The End Before the Beginning
The graveyard was silent.
Too silent.
The cold, damp earth beneath Harry’s knees felt like ice, his breath ragged and uneven as he struggled against the tight ropes binding his wrists. His scar burned, his vision blurred, and just beyond him—Cedric Diggory lay motionless.
Dead.
Killed by Wormtail.
Killed because he had been in the way.
Harry had barely processed it when the ritual began. A cauldron. A twisted spell. Blood freely given.
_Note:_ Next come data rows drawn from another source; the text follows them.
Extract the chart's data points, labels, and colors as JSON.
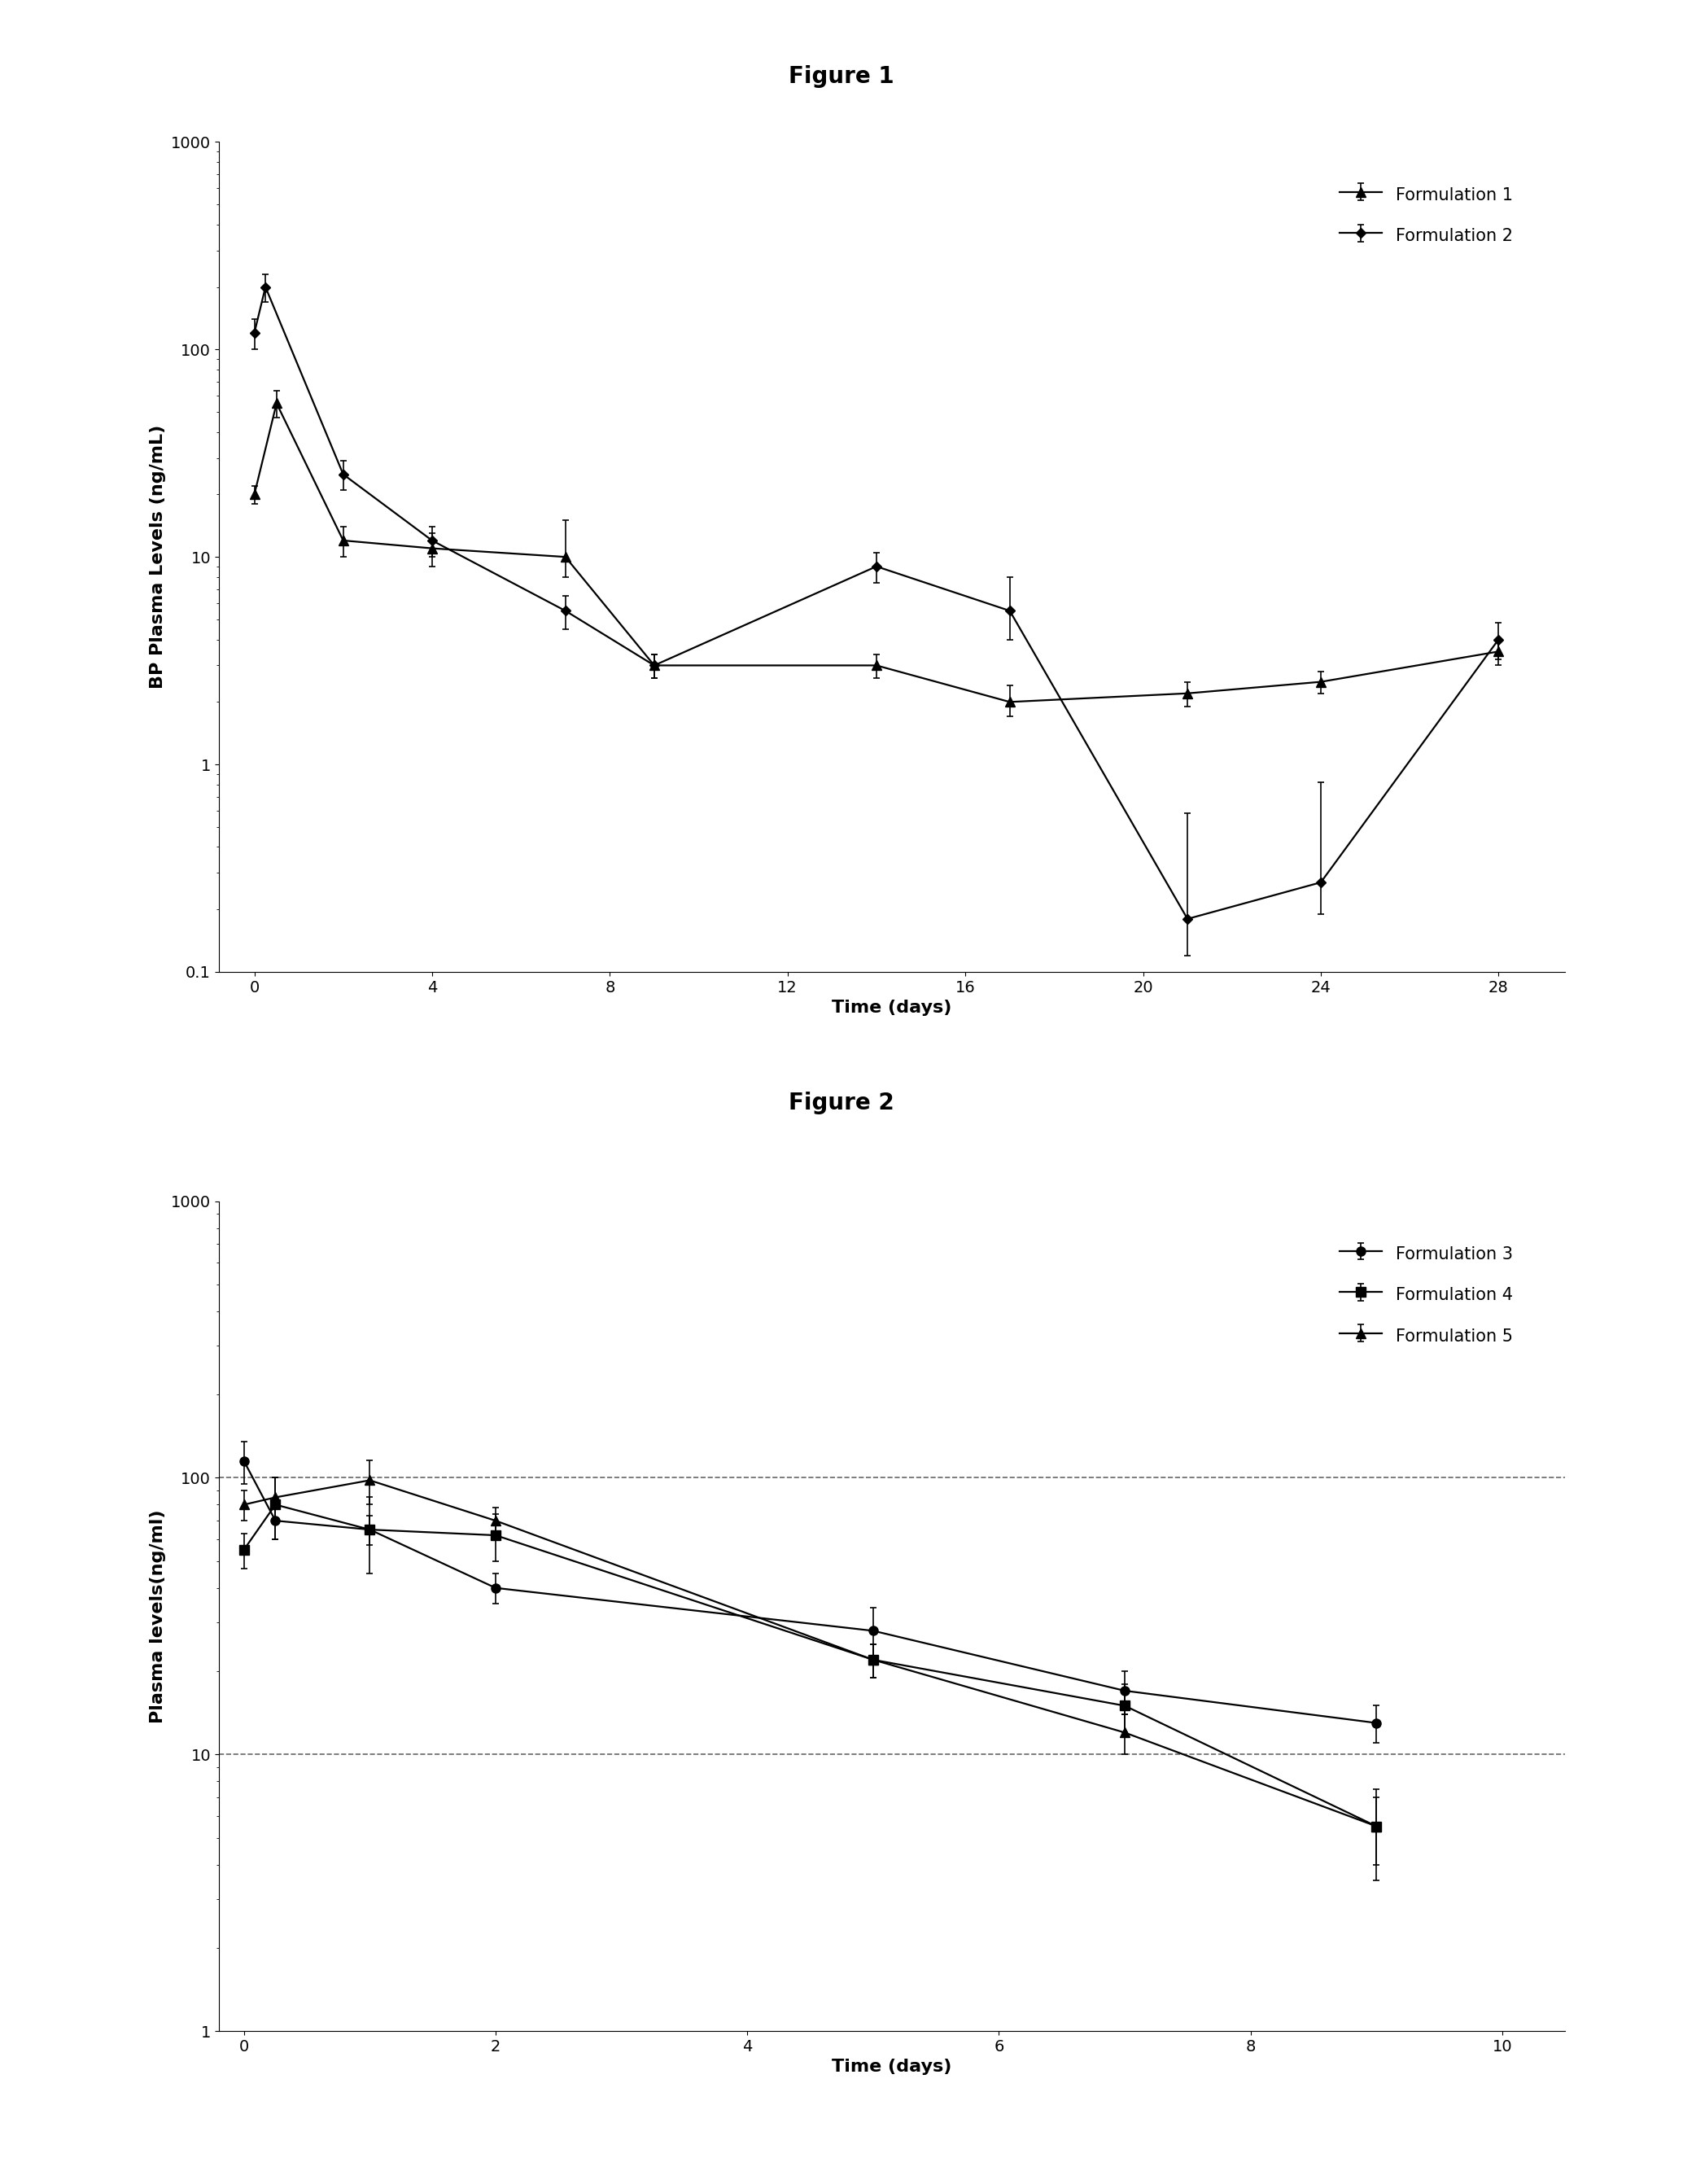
{
  "fig1_title": "Figure 1",
  "fig2_title": "Figure 2",
  "fig1_ylabel": "BP Plasma Levels (ng/mL)",
  "fig1_xlabel": "Time (days)",
  "fig1_ylim": [
    0.1,
    1000
  ],
  "fig1_xlim": [
    -0.8,
    29.5
  ],
  "fig1_xticks": [
    0,
    4,
    8,
    12,
    16,
    20,
    24,
    28
  ],
  "form1_x": [
    0,
    0.5,
    2,
    4,
    7,
    9,
    14,
    17,
    21,
    24,
    28
  ],
  "form1_y": [
    20,
    55,
    12,
    11,
    10,
    3.0,
    3.0,
    2.0,
    2.2,
    2.5,
    3.5
  ],
  "form1_yerr_lo": [
    2,
    8,
    2,
    2,
    2,
    0.4,
    0.4,
    0.3,
    0.3,
    0.3,
    0.5
  ],
  "form1_yerr_hi": [
    2,
    8,
    2,
    2,
    5,
    0.4,
    0.4,
    0.4,
    0.3,
    0.3,
    0.5
  ],
  "form2_x": [
    0,
    0.25,
    2,
    4,
    7,
    9,
    14,
    17,
    21,
    24,
    28
  ],
  "form2_y": [
    120,
    200,
    25,
    12,
    5.5,
    3.0,
    9,
    5.5,
    0.18,
    0.27,
    4.0
  ],
  "form2_yerr_lo": [
    20,
    30,
    4,
    2,
    1.0,
    0.4,
    1.5,
    1.5,
    0.06,
    0.08,
    0.8
  ],
  "form2_yerr_hi": [
    20,
    30,
    4,
    2,
    1.0,
    0.4,
    1.5,
    2.5,
    0.4,
    0.55,
    0.8
  ],
  "fig2_ylabel": "Plasma levels(ng/ml)",
  "fig2_xlabel": "Time (days)",
  "fig2_ylim": [
    1,
    1000
  ],
  "fig2_xlim": [
    -0.2,
    10.5
  ],
  "fig2_xticks": [
    0,
    2,
    4,
    6,
    8,
    10
  ],
  "fig2_hlines": [
    100,
    10
  ],
  "form3_x": [
    0,
    0.25,
    1,
    2,
    5,
    7,
    9.0
  ],
  "form3_y": [
    115,
    70,
    65,
    40,
    28,
    17,
    13
  ],
  "form3_yerr_lo": [
    20,
    10,
    8,
    5,
    6,
    3,
    2
  ],
  "form3_yerr_hi": [
    20,
    10,
    8,
    5,
    6,
    3,
    2
  ],
  "form4_x": [
    0,
    0.25,
    1,
    2,
    5,
    7,
    9.0
  ],
  "form4_y": [
    55,
    80,
    65,
    62,
    22,
    15,
    5.5
  ],
  "form4_yerr_lo": [
    8,
    20,
    20,
    12,
    3,
    3,
    2
  ],
  "form4_yerr_hi": [
    8,
    20,
    20,
    12,
    3,
    3,
    2
  ],
  "form5_x": [
    0,
    0.25,
    1,
    2,
    5,
    7,
    9.0
  ],
  "form5_y": [
    80,
    85,
    98,
    70,
    22,
    12,
    5.5
  ],
  "form5_yerr_lo": [
    10,
    15,
    18,
    8,
    3,
    2,
    1.5
  ],
  "form5_yerr_hi": [
    10,
    15,
    18,
    8,
    3,
    2,
    1.5
  ],
  "line_color": "#000000",
  "background_color": "#ffffff",
  "title_fontsize": 20,
  "label_fontsize": 16,
  "tick_fontsize": 14,
  "legend_fontsize": 15
}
The air had crackled with dark magic, pulsing like a heartbeat, like something unnatural was forcing its way into the world.
And then—
The unthinkable had happened.
The resurrection had failed.
It had started as a flicker of something wrong.
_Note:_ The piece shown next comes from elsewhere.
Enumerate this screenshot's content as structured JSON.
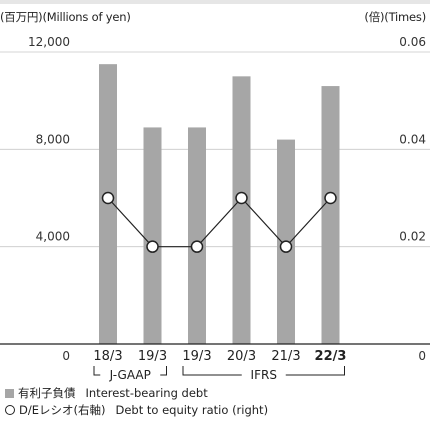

The potion—meant to restore Voldemort fully—had turned unstable. The magic had twisted, cracked, collapsed in on itself, as if it was being rejected by the very fabric of the world.
Wormtail had screamed, trying to correct the spell, but it had been too late. The moment his master had tried to rise, his body had begun to decay, unraveling like smoke in the wind.
Harry had watched, frozen in horror, as the Dark Lord withered and collapsed into nothing.
Destroyed by his own desperate attempt to return.
The graveyard had erupted into chaos.
The Death Eaters had fled, their leader reduced to less than a shadow. The Dark Mark had faded from the sky, dissolving as if it had never been there.
And Harry?
Harry had somehow survived.
The next thing he knew, Dumbledore was there. Aurors had stormed the graveyard, and before Harry even understood what had happened, he had been pulled back to Hogwarts, back to safety, back to a world where Voldemort was finally, truly gone.
And yet—
It hadn’t felt like victory.
It had felt like relief. Like exhaustion. Like the weight of a war that never even had the chance to begin.
And through it all, one thought had lodged itself into his mind, unshakable.
It’s over.
For the first time in his life, Harry Potter was free.
Now, he just had to figure out what came next.